Eleições de 2022: para onde vai o estado dos direitos no Brasil?

Por Maria Paula Dallari Bucci, professora da Faculdade de Direito (FD) da USP

 06/10/2022 - Publicado há 2 anos

A defesa do Estado de direito foi um momento crucial no período que antecedeu as eleições de 2022, desarmando a ameaça de golpe que então se desenhava. A posse da Presidência do Tribunal Superior Eleitoral (TSE) na semana seguinte, com o presidente da República contido, se não acuado, nas agressões à institucionalidade e às urnas eletrônicas, foi a demonstração disso. O impressionante desempenho da Justiça Eleitoral, divulgando em cinco horas o resultado das muitas eleições simultâneas no País, exibiu um quadro de civilidade democrática. Ambos, a normalidade e os resultados, silenciaram as críticas – pelo menos até o momento. As urnas eletrônicas se legitimaram mais uma vez como ativo da democracia brasileira.

Se desse ponto de vista o Estado de direito foi vitorioso, o abuso do poder econômico e político, com a aprovação do Auxílio Brasil às vésperas das eleições, e o orçamento secreto turbinando o poder local já não deixam a mesma certeza. Mais um lance dessa estratégia governista vem com o anúncio de antecipação do pagamento do 13º às beneficiárias do auxílio e outros riscos do uso eleitoral das máquinas de governo. Alguém vai investigar? Vai punir? Ou tudo vai se acomodar, sob o beneplácito de um Legislativo agora integrado pelos “magistrados-políticos” Moro e Dallagnol? Este último, é bom lembrar, incorporou a delinquência anti-institucional em sua campanha, referindo-se ao STF como “casa da mãe joana”.

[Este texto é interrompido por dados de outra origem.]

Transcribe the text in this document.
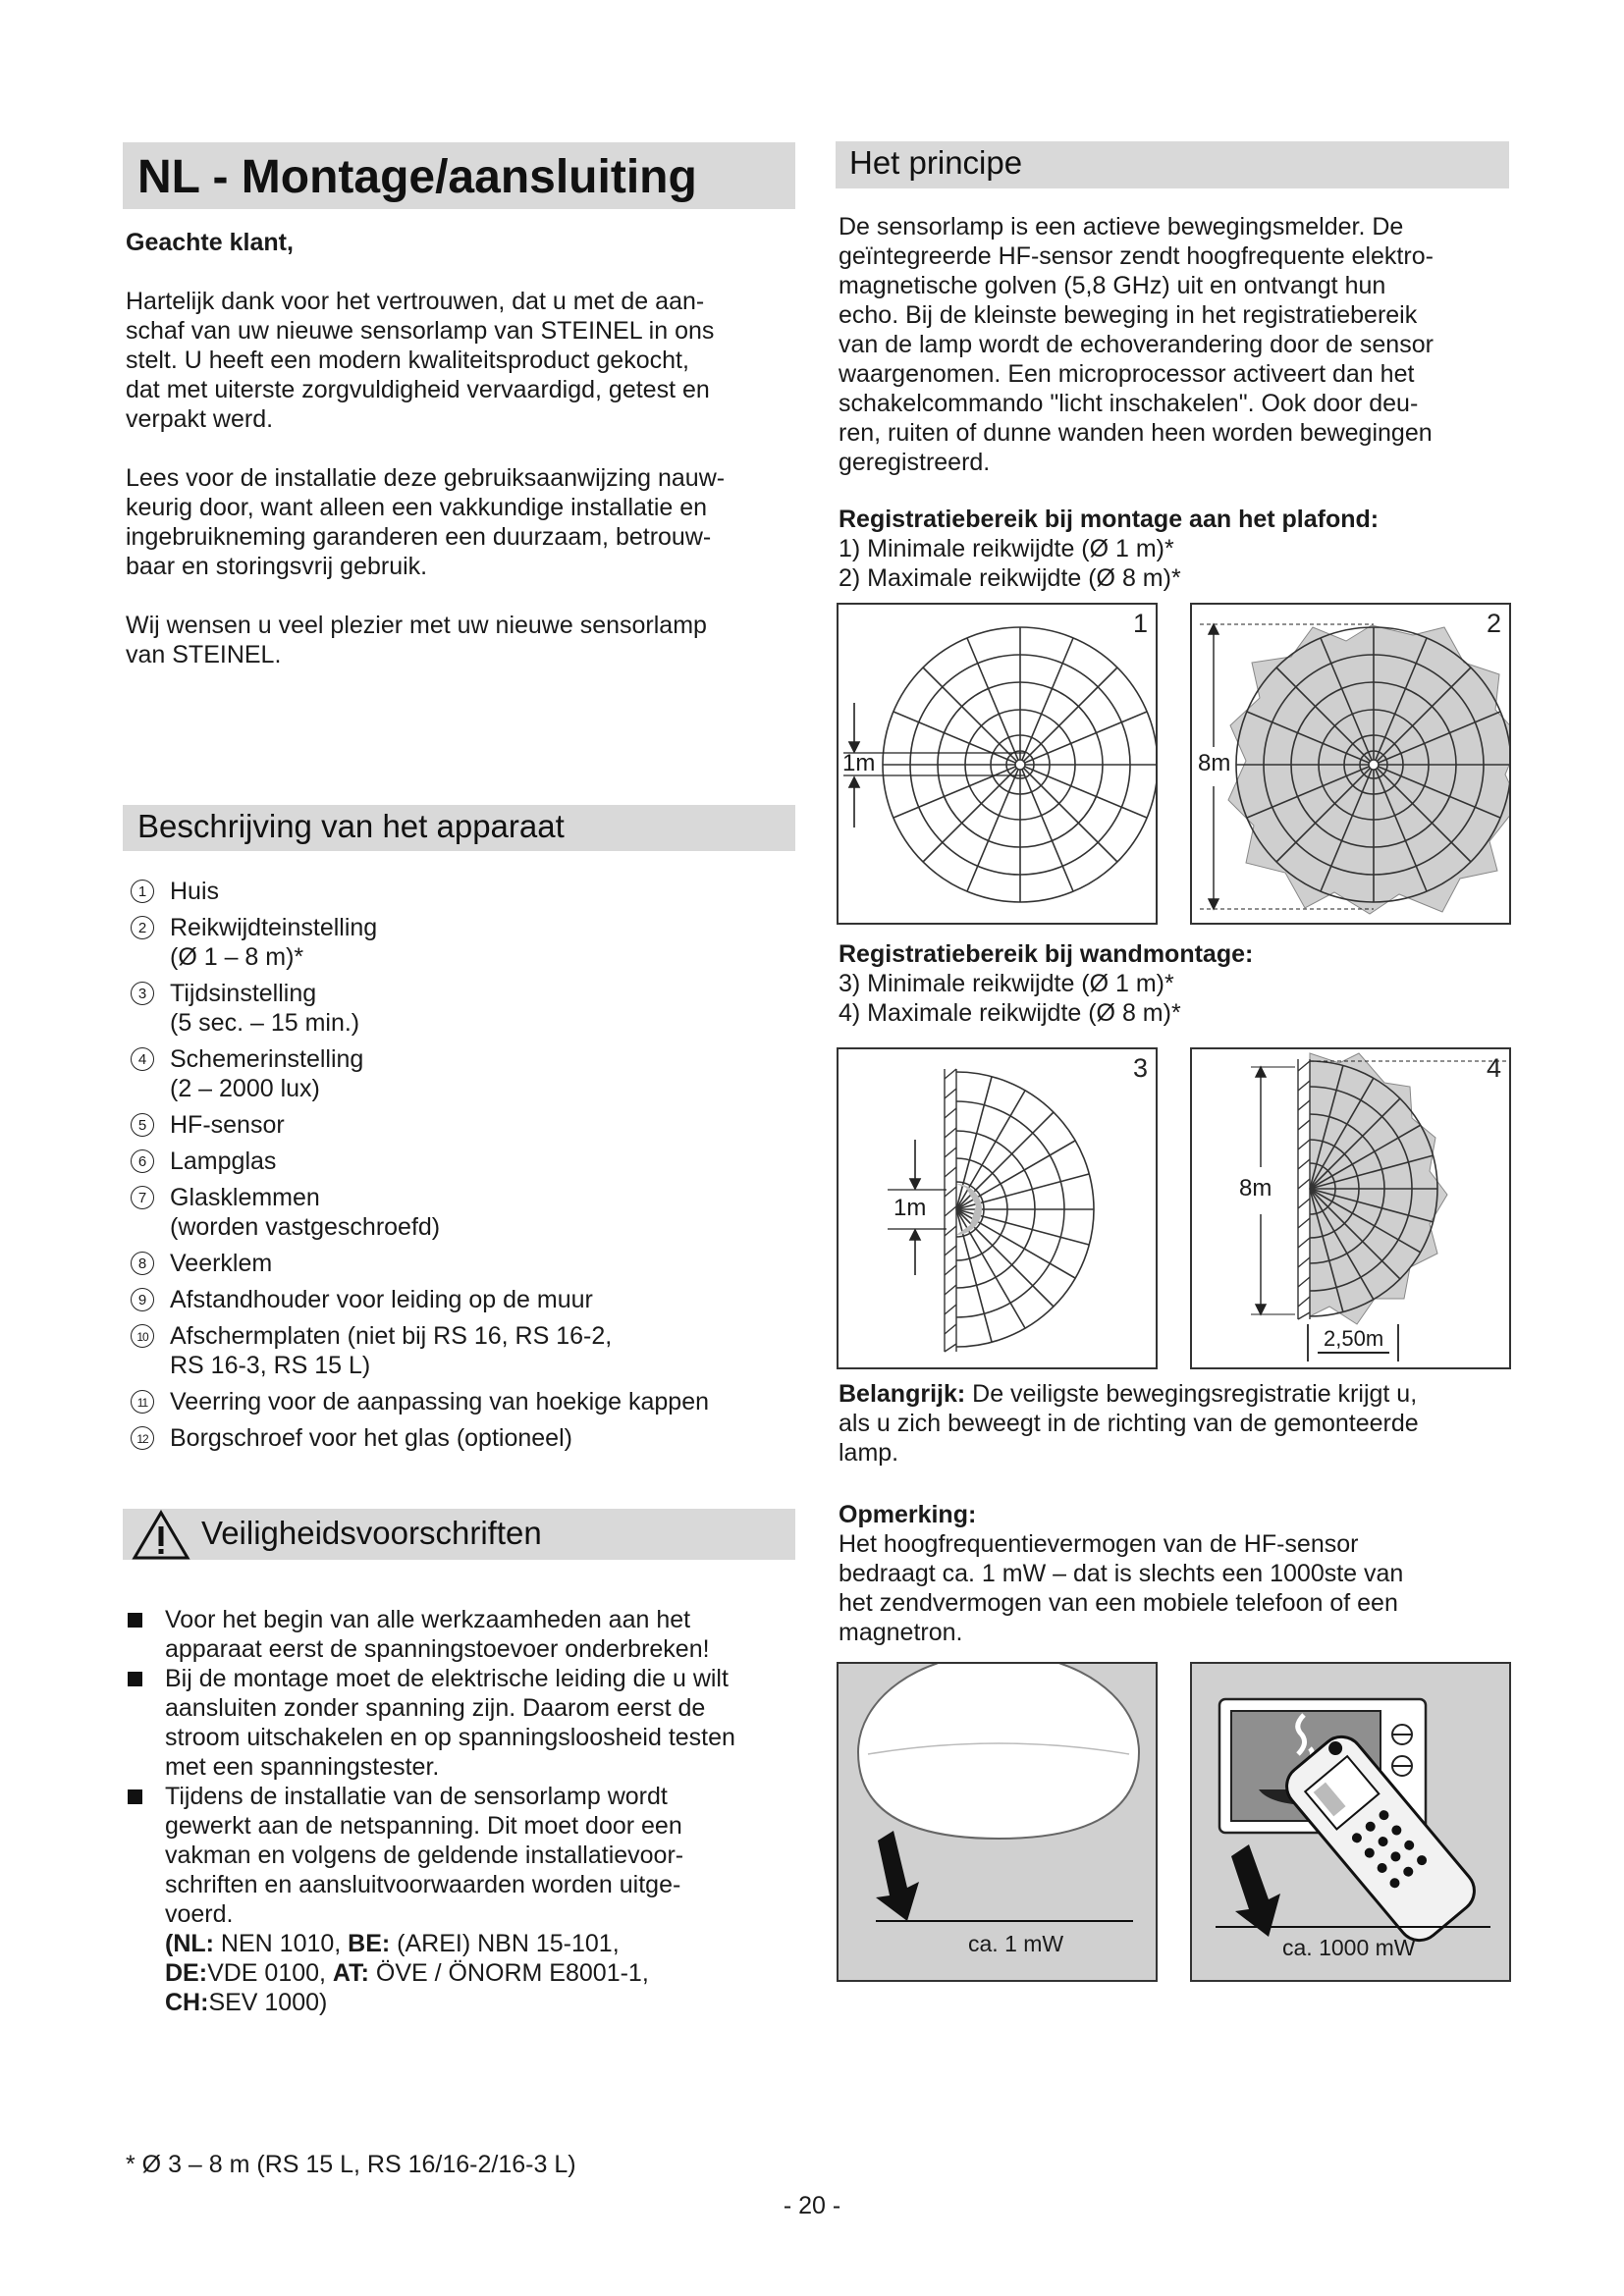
NL - Montage/aansluiting
Geachte klant,

Hartelijk dank voor het vertrouwen, dat u met de aan-
schaf van uw nieuwe sensorlamp van STEINEL in ons
stelt. U heeft een modern kwaliteitsproduct gekocht,
dat met uiterste zorgvuldigheid vervaardigd, getest en
verpakt werd.

Lees voor de installatie deze gebruiksaanwijzing nauw-
keurig door, want alleen een vakkundige installatie en
ingebruikneming garanderen een duurzaam, betrouw-
baar en storingsvrij gebruik.

Wij wensen u veel plezier met uw nieuwe sensorlamp
van STEINEL.

Beschrijving van het apparaat
1 Huis
2 Reikwijdteinstelling
(Ø 1 – 8 m)*
3 Tijdsinstelling
(5 sec. – 15 min.)
4 Schemerinstelling
(2 – 2000 lux)
5 HF-sensor
6 Lampglas
7 Glasklemmen
(worden vastgeschroefd)
8 Veerklem
9 Afstandhouder voor leiding op de muur
10 Afschermplaten (niet bij RS 16, RS 16-2,
RS 16-3, RS 15 L)
11 Veerring voor de aanpassing van hoekige kappen
12 Borgschroef voor het glas (optioneel)
Veiligheidsvoorschriften
Voor het begin van alle werkzaamheden aan het
apparaat eerst de spanningstoevoer onderbreken!
Bij de montage moet de elektrische leiding die u wilt
aansluiten zonder spanning zijn. Daarom eerst de
stroom uitschakelen en op spanningsloosheid testen
met een spanningstester.
Tijdens de installatie van de sensorlamp wordt
gewerkt aan de netspanning. Dit moet door een
vakman en volgens de geldende installatievoor-
schriften en aansluitvoorwaarden worden uitge-
voerd.
(NL: NEN 1010, BE: (AREI) NBN 15-101,
DE:VDE 0100, AT: ÖVE / ÖNORM E8001-1,
CH:SEV 1000)
* Ø 3 – 8 m (RS 15 L, RS 16/16-2/16-3 L)
Het principe
De sensorlamp is een actieve bewegingsmelder. De
geïntegreerde HF-sensor zendt hoogfrequente elektro-
magnetische golven (5,8 GHz) uit en ontvangt hun
echo. Bij de kleinste beweging in het registratiebereik
van de lamp wordt de echoverandering door de sensor
waargenomen. Een microprocessor activeert dan het
schakelcommando "licht inschakelen". Ook door deu-
ren, ruiten of dunne wanden heen worden bewegingen
geregistreerd.
Registratiebereik bij montage aan het plafond:
1) Minimale reikwijdte (Ø 1 m)*
2) Maximale reikwijdte (Ø 8 m)*
1
1m
2
8m
Registratiebereik bij wandmontage:
3) Minimale reikwijdte (Ø 1 m)*
4) Maximale reikwijdte (Ø 8 m)*
3
1m
4
8m
2,50m
Belangrijk: De veiligste bewegingsregistratie krijgt u,
als u zich beweegt in de richting van de gemonteerde
lamp.
Opmerking:
Het hoogfrequentievermogen van de HF-sensor
bedraagt ca. 1 mW – dat is slechts een 1000ste van
het zendvermogen van een mobiele telefoon of een
magnetron.
ca. 1 mW	ca. 1000 mW
- 20 -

Este não parece ser um problema restrito ao momento eleitoral. Mesmo que não acreditemos em teorias da conspiração que sugerem a possibilidade de impeachment dos ministros do STF, em tese facilitada com a nova configuração do Senado pós-eleições – entre outras coisas porque o pacto conservador passa a atuar mais por dentro do sistema, portanto, sem necessidade de medidas espetaculares com alto custo político –, as perspectivas das instituições jurídicas que garantem os direitos no País podem ser afetadas na sombra de ameaças persistentes à democracia. Esse problema vai além da renovação de cadeiras nos tribunais; no Supremo Tribunal Federal (STF) serão duas vagas em 2023. Também não se limita a questionar a postura de alguns ministros, como a ausência dos dois novatos no acompanhamento eleitoral do tribunal no dia 2 de outubro.

Ultrapassando as questões institucionais, há um problema especificamente jurídico, relativo à atuação do Poder Judiciário com margem ampla de interpretação da lei, em nome da efetivação da Constituição, especialmente em matéria de direitos fundamentais, que parece estar em xeque. O neoconstitucionalismo, movimento surgido no contexto europeu do pós-Segunda Guerra, reservou aos tribunais um papel contramajoritário, isto é, para prevenir os riscos de decisões de maiorias sem freios, como havia acontecido na Alemanha sob o nazismo, produziu-se em resposta a ideia de uma Corte capaz de fazer da Constituição verdadeira norma, cujo cumprimento poderia ser garantido juridicamente. Isso deixava para trás a condição de mero documento político típica do constitucionalismo do século 19. O objetivo da atuação ampliada dos tribunais não é dar a juízes não eleitos o poder de sobrepujar legisladores, mas criar instrumentos para realizar plenamente as finalidades da Constituição e das leis, sua racionalidade substantiva, em lugar do formalismo típico da ordem liberal burguesa do século 19. O “ativismo judicial” é o desvirtuamento dessa construção com a invasão da seara política pelos tribunais, como há muitos exemplos.

Mas, como demonstra o livro Supremos Acertos, organizado pelos professores da Faculdade de Direito da USP Fernando Facury Scaff e Heleno Torres, entre outros, o STF consolidou ao longo de seus 34 anos uma jurisprudência afirmativa dos direitos, decisiva para uma noção concreta de dignidade humana. É preciso valorizar o legado dessa faceta de nosso Estado democrático de direito, para entender que parte da onda reacionária vem dos méritos dessa construção e não de seus defeitos.